L’idée est récurrente. Pour José Maria Aznar, il ne fait aucun doute que la France et le Maroc entretiennent une étroite relation afin de « prendre l’Espagne […] en tenaille ». D’après lui, Mohammed VI s’est « aligné avec la France contre les intérêts de l’Espagne », tandis que le président Jacques Chirac, qu’Aznar déteste cordialement, se comporte en « paternaliste ». La crise diplomatique autour de l’îlot Leïla, qui a eu lieu en juillet 2002, illustre parfaitement sa vision des relations franco-marocaines : « Il est difficile de savoir ce qu’il a pris à Mohammed VI de commettre une erreur stratégique du calibre de l’occupation illégale de l’îlot Leïla. Sans doute l’appui sans équivoque qu’il a reçu de la France ».

Le 11 juillet 2002, quand Aznar apprend que l’îlot Leïla, revendiqué par l’Espagne, est occupé par une unité de gendarmerie marocaine, il prévient d’abord Juan-Carlos et appelle ensuite le Premier ministre marocain, Abderrahman Youssoufi, « un vieux socialiste et ami de l’Espagne, que je connaissais bien ». Mais Youssoufi déclare n’être au courant de rien, puis ne donne plus aucune nouvelle.
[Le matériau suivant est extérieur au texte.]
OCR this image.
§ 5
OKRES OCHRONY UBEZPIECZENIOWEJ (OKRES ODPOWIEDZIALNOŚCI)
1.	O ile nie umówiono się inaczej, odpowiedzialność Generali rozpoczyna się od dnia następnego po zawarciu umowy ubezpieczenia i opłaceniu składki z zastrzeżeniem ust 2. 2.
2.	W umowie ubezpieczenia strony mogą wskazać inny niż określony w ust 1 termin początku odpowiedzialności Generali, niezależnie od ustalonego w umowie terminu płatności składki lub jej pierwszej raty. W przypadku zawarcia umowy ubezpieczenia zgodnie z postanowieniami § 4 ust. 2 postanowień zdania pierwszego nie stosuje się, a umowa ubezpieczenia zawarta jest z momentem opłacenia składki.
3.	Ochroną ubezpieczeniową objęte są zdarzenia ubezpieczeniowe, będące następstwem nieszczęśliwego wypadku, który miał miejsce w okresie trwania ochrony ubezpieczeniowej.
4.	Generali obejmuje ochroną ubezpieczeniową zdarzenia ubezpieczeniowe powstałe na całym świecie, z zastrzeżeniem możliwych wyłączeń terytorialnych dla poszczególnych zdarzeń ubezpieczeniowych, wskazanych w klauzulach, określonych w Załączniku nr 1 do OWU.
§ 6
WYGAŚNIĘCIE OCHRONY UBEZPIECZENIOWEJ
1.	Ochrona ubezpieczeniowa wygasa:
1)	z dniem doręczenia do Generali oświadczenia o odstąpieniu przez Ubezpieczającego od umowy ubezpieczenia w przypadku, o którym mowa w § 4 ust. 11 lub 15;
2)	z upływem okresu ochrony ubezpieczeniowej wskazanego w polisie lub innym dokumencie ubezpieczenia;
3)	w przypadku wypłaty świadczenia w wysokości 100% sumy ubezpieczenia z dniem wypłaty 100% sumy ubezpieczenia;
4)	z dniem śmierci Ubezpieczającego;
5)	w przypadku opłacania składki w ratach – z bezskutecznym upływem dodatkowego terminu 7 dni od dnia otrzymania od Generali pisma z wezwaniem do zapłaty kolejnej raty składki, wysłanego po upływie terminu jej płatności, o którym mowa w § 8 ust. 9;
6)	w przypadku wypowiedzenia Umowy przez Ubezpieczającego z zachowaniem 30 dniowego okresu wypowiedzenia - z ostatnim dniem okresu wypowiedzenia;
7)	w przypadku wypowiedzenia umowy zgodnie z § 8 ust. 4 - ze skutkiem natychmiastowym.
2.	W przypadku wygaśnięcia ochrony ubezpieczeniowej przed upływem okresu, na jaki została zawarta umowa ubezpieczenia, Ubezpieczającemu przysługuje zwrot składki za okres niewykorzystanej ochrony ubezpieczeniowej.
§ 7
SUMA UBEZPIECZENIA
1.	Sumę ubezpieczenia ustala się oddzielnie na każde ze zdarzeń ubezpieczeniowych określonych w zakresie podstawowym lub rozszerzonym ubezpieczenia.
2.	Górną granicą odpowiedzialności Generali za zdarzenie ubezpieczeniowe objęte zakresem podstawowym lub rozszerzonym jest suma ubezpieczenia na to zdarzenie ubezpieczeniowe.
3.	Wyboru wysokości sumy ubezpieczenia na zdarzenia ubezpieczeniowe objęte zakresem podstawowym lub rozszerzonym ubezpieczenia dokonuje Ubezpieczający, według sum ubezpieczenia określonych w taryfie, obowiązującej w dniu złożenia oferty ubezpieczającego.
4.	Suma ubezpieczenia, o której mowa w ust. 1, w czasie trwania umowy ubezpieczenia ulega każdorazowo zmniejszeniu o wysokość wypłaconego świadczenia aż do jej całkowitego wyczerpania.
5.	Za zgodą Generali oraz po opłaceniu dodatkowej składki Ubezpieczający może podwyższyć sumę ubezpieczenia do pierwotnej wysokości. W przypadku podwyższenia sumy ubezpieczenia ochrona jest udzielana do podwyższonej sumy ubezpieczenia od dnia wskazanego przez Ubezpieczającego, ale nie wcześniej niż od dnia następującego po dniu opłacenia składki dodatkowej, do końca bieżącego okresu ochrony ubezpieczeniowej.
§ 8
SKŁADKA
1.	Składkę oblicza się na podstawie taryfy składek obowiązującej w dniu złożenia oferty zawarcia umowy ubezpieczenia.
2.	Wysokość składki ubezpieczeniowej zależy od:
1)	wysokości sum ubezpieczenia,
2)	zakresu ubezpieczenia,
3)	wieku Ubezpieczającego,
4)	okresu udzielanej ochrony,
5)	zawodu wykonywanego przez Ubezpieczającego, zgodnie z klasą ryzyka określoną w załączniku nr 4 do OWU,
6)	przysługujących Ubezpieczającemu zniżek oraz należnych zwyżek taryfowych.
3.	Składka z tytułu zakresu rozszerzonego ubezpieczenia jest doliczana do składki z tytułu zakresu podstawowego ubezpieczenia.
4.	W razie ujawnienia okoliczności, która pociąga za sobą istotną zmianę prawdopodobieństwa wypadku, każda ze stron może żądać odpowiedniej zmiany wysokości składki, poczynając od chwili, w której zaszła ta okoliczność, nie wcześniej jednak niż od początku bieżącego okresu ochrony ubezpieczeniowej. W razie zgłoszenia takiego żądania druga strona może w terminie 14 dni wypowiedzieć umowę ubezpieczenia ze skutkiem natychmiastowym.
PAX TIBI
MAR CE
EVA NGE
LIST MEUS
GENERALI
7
Un comportement qui étaye la version d’Aznar, persuadé que l’attaque a été fomentée par le Palais et la France. Enfin, l’ex-dirigeant espagnol légitime sa contre-attaque démesurée (28 unités de commandos avec une aide de la marine et de l’armée de l’air) par la thèse d’une possible occupation marocaine de Sebta et Melilia. Malgré toutes les justifications possibles, cette crise diplomatique a définitivement entaché le mauvais souvenir qu’a laissé José Maria Aznar au Maroc. Un souvenir qui perdure encore.